In their research “Who Am I without You? The Influence of Romantic Breakup on the Self-Concept,” Slotter, Gardner, and Finkel found that due to a partner’s influence, your self concept clarity often decreases, while emotional distress increases.
In fact, the study found that a “significant amount of the distress experienced by individuals whose relationship ended was predicted by the self-concept confusion they experienced after the breakup – beyond the distress caused by other aspects of the breakup, such as self-rejection.”
And we see it in everyday life. In order to get rid of the “shared’ self-concept, many people often change their hair, clothing style, or find new activities or hobbies. However, sudden changes in behavior and parting with a previously established self-identity can easily lead us to a feeling of emptiness and confusion—is this really me? Who am I without you?

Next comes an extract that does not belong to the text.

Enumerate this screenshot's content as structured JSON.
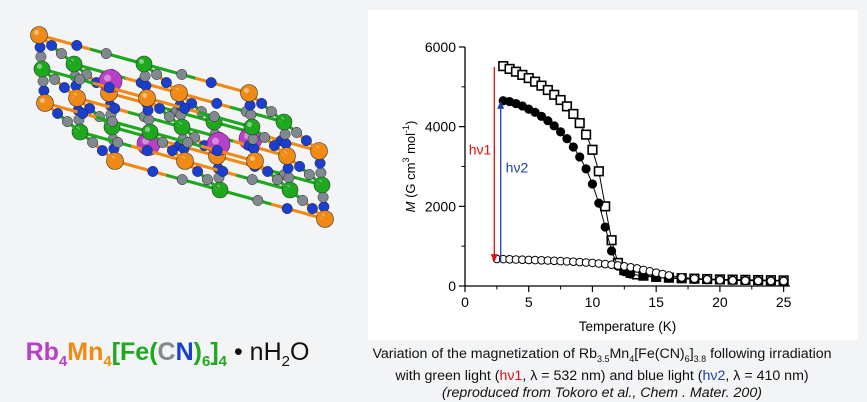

So how can we preserve our self-concept clarity without being overly reminded of our ex?
One idea from the study is to participate in activities you shared with an ex with other friends, to reassure yourself that your interests are of your own even without your partner. You can then keep the hobbies you enjoyed doing with your ex, without being too uncomfortably reminded of him/her.
As for changing fashion or hair, it’s a normal sign of beginning again. But maybe try doing these things with your friends, which will make the experience not a loss of your previous self, but a novel experience with a friend that can affirm your sense of self!